The Longhorns signed all but eight prospects that received scholarship offers (even more impressive when one factors in that Texas quit recruiting a few of the non-commits very early) and UT gained commitments from all 25 players that were brought in for official visits.
At quarterback, Texas secured two early commitments from players that rank among the state's best. Case McCoy and Connor Wood both gave the Longhorns early pledges over a number of other scholarship offers and both players have already begun their college careers.
"The two quarterback commitments are impressive, especially pulling that off one year after signing Garrett Gilbert," said Crabtree.
Texas took only one running back but the Horns were able to secure an early commitment from one of the most productive players in the history of Texas high school football. Army All-American Traylon Shead set the state's all-time record for TDs in a career with 146 and he finished his illustrious career second on the state's all-time rushing yards list (10,291). Texas also targeted Lache Seastrunk early in the recruiting process before withdrawing it's offer in June.
The Horns' five-man receiver class is loaded with the type of talent that should lend depth to the Texas receiver rotation from the moment the freshmen arrive on campus. Mike Davis, Darius White and Chris Jones all rank on the Rivals100, while Darius Terrell and John Harris both bring impressive skill sets. All five receivers received four-star status.

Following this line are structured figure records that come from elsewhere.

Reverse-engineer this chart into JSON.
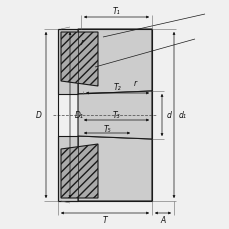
{
  "bg_color": "#f0f0f0",
  "line_color": "#1a1a1a",
  "dim_color": "#1a1a1a",
  "fig_size": [
    2.3,
    2.3
  ],
  "dpi": 100,
  "labels": {
    "T1": "T₁",
    "T2": "T₂",
    "T3": "T₃",
    "T5": "T₅",
    "T": "T",
    "A": "A",
    "D": "D",
    "D1": "D₁",
    "d": "d",
    "d1": "d₁",
    "r1": "r",
    "r2": "r"
  },
  "gray_light": "#cccccc",
  "gray_mid": "#aaaaaa",
  "gray_dark": "#888888",
  "white": "#ffffff"
}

Texas didn't recruit any tight ends and kept a very narrow focus along the offensive line, but the Horns were able to bring two Army All-Americans in the trenches. Both Trey Hopkins and Dominic Espinosa are expected to play on the inside of the Longhorn offensive line and both are ranked among the top 115 prospects in America.
The Longhorns loaded up along the defensive line, inking three defensive tackles and three ends. At tackle, UT secured three very early commitments from Taylor Bible, DeAires Cotton and Ashton Dorsey. At defensive end, two of the Longhorns commitments were from among the three highest-rated players in the class (No. 12 Jeffcoat and No. 29 Reggie Wilson) and Greg Daniels chose Texas over early offers from Oklahoma, Texas A&M and Baylor.
The Horns' three-man linebacker class is highlighted by five-star prospect Hicks, who committed to Texas less than one week before signing day. In gaining the commitment from the West Chester (Ohio) Lakota West standout, the Longhorns won an intense recruiting battle over Ohio State and Florida. Hicks is the bell cow, but he's joined by two stellar four-star players in Tevin Jackson and Aaron Benson.
In the secondary, Texas signed three versatile playmakers that were among the country's most sought-after defensive backs. Bryant Jackson, Carrington Byndom and Adrian White should help Duane Akina reload what has been a consistently talented Longhorn secondary.
Two other players that could line up on either side of the ball, DeMarco Cobbs and Adrian Phillips, are among the Horns' most athletic signees. Cobbs, out of Tulsa Central, originally committed to Tennessee before calling Texas in October and switching his pledge to Texas. The player of the year in the state of Oklahoma, Cobbs is a versatile playmaker that will start at running back but could also play receiver, safety or even linebacker. Phillips was a jack of all trades for Garland, excelling on offense, defense and special teams. He's expected to begin his UT career in the defensive backfield, but he's also an extremely talented slot receiver.
The capper on the Longhorn class came from Shreveport Evangel Christian Academy kicker Russ, who visited Texas last weekend and gave the staff a commitment on Sunday. A versatile weapon in special teams, Russ has a strong leg as a punter and on kick-offs and he's a very capable place-kicker that can hit from long range.